So, if you know how many blocks you will create and how often each block is evaluated, you could come up with the optimal solution. Or, you could just write your code so the intent is expressed clearly and not worry about performance until it is needed.

John Brant

John Brant-2

Re: collection flatCollect: #something VS (collection collect: #something) flattened

On 01/12/2017 08:03 AM, Henrik Nergaard wrote:
> The test was meant to show the overhead when a symbol is used as a message argument instead of a block, not the evaluation of each of them by #value:
> --------------------------------------------
> #(a b c) collect: #asUppercase "#('A' 'B' 'C')"
> #(a b c) collect: [ :each | each asUppercase ]. "#('A' 'B' 'C')"
> --------------------------------------------

Passing a symbol will be faster than creating and then passing a block.
If the block has already been creating then both should be about the
same speed. Evaluating a block is faster than evaluating a symbol like a
block (i.e., sending the #value: message).

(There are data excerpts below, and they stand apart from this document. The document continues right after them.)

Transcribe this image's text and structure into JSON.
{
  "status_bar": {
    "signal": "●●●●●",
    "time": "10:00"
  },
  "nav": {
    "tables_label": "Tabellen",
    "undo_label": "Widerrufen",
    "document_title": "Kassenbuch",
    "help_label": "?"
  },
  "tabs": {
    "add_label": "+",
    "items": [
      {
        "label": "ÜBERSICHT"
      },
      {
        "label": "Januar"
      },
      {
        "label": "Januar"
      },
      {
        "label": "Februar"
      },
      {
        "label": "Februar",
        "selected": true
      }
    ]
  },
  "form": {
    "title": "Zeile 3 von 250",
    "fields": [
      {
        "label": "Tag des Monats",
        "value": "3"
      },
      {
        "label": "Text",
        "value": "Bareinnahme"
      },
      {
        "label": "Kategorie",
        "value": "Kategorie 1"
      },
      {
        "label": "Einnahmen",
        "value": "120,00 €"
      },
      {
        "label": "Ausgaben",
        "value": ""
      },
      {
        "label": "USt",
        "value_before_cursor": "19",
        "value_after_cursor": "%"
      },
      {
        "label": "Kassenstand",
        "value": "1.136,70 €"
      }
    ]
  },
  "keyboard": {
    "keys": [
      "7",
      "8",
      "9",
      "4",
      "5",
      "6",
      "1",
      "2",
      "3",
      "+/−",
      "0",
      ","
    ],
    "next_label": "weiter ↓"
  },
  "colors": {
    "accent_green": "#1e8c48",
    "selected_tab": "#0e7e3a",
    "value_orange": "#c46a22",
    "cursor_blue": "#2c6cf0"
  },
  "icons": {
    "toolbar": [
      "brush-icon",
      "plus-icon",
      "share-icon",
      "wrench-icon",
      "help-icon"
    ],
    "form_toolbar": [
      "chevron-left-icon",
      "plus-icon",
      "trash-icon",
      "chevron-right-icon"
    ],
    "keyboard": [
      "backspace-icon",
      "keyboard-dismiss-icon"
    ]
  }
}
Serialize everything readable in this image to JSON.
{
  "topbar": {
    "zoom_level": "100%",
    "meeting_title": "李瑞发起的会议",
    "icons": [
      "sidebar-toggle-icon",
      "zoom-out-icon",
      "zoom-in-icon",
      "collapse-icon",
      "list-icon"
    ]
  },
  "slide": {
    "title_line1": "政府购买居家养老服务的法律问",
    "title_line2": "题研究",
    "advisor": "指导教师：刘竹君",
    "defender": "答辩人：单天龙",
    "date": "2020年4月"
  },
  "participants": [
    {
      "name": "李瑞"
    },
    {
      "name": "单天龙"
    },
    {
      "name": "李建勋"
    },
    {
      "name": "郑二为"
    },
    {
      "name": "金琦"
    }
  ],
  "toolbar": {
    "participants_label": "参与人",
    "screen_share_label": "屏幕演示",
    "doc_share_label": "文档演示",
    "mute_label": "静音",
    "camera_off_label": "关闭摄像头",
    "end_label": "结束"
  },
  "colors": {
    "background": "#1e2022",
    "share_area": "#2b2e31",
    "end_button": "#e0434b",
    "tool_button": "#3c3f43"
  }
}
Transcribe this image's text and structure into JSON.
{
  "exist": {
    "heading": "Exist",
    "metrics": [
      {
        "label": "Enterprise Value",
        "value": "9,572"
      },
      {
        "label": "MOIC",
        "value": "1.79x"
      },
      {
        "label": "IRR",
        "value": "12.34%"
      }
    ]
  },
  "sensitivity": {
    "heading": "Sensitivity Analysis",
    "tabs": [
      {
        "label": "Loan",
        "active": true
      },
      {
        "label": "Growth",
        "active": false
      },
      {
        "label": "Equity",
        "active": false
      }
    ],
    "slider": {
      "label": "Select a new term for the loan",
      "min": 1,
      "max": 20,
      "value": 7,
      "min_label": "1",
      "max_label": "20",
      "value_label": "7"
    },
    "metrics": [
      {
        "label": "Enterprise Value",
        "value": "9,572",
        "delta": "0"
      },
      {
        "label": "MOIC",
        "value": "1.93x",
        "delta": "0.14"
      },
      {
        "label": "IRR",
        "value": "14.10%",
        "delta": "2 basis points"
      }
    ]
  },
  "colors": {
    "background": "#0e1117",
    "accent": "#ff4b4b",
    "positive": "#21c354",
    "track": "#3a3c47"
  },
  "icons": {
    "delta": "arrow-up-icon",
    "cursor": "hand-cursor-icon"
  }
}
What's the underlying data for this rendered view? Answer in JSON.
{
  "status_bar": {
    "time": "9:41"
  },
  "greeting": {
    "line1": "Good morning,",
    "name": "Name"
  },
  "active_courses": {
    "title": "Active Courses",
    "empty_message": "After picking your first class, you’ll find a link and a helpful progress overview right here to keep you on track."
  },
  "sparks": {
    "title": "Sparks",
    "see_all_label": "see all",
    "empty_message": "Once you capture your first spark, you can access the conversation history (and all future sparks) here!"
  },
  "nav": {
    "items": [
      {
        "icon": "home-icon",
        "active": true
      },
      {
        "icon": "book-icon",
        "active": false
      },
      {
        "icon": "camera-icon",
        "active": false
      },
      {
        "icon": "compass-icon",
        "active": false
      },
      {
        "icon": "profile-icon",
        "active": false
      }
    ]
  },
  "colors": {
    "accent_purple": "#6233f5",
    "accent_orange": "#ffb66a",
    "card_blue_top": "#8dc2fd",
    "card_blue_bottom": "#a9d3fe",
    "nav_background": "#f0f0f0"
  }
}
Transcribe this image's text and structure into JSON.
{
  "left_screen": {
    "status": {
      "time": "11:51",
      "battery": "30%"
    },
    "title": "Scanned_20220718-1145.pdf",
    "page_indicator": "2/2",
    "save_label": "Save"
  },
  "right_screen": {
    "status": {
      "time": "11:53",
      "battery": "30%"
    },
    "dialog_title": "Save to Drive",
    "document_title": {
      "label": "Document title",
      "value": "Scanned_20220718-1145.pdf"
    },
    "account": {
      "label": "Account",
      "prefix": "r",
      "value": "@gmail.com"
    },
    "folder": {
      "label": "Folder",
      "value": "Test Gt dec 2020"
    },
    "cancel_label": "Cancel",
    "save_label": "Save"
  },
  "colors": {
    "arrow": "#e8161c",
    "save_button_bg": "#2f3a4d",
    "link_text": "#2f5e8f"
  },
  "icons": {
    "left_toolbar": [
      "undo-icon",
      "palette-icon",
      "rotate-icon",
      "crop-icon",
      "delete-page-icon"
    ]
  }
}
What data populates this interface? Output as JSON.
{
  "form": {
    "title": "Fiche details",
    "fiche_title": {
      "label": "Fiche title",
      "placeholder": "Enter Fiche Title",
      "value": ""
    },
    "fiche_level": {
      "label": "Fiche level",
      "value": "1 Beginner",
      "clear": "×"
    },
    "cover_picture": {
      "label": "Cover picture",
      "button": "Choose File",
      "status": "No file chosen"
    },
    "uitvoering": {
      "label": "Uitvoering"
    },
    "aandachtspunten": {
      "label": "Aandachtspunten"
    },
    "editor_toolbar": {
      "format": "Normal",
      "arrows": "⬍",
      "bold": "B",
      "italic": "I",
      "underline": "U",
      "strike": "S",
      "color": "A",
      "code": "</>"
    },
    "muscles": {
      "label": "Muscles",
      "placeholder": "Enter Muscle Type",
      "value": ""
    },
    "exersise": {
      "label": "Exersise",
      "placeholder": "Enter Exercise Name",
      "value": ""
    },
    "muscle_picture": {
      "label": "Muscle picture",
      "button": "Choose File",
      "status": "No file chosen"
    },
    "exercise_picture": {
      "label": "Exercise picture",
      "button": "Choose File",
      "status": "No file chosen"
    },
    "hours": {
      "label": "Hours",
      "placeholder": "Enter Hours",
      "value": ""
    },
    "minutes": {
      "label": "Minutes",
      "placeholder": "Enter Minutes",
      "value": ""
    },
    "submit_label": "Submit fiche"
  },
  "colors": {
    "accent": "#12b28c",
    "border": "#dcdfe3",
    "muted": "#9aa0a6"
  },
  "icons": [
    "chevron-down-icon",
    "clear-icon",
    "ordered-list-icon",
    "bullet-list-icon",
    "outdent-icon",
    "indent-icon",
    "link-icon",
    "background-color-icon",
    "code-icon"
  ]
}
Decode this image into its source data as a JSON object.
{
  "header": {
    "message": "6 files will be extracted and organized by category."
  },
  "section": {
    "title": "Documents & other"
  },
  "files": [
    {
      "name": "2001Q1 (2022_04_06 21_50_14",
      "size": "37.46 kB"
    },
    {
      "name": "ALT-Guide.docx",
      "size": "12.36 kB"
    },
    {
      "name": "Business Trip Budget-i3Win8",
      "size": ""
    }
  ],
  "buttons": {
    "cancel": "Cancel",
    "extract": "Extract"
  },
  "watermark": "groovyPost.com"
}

Your initial tests used the #to:do: message. That message gets inlined
when the last argument is a one argument block. The code for the first
example "1 to: 1e9 do: [ :each | each ]" would have been inlined to look
something like this:

| current end |
end := 1e9.
current := 1.
[current <= end] whileTrue: [current := current + 1]

So there are no "real" block arguments as the "[:each | each]" gets removed.

BTW, there is a bug in the #to:do: inlining. The first argument is
evaluated before the receiver. Here's a test case that fails:

| stream |
stream := ReadStream on: #(2 1).
stream next to: stream next
do: [ :i | self error: 'This should not occur' ]

This should be evaluated as "2 to: 1 do: ...". Instead it is evaluated
as "1 to: 2 do: ..." .

John Brant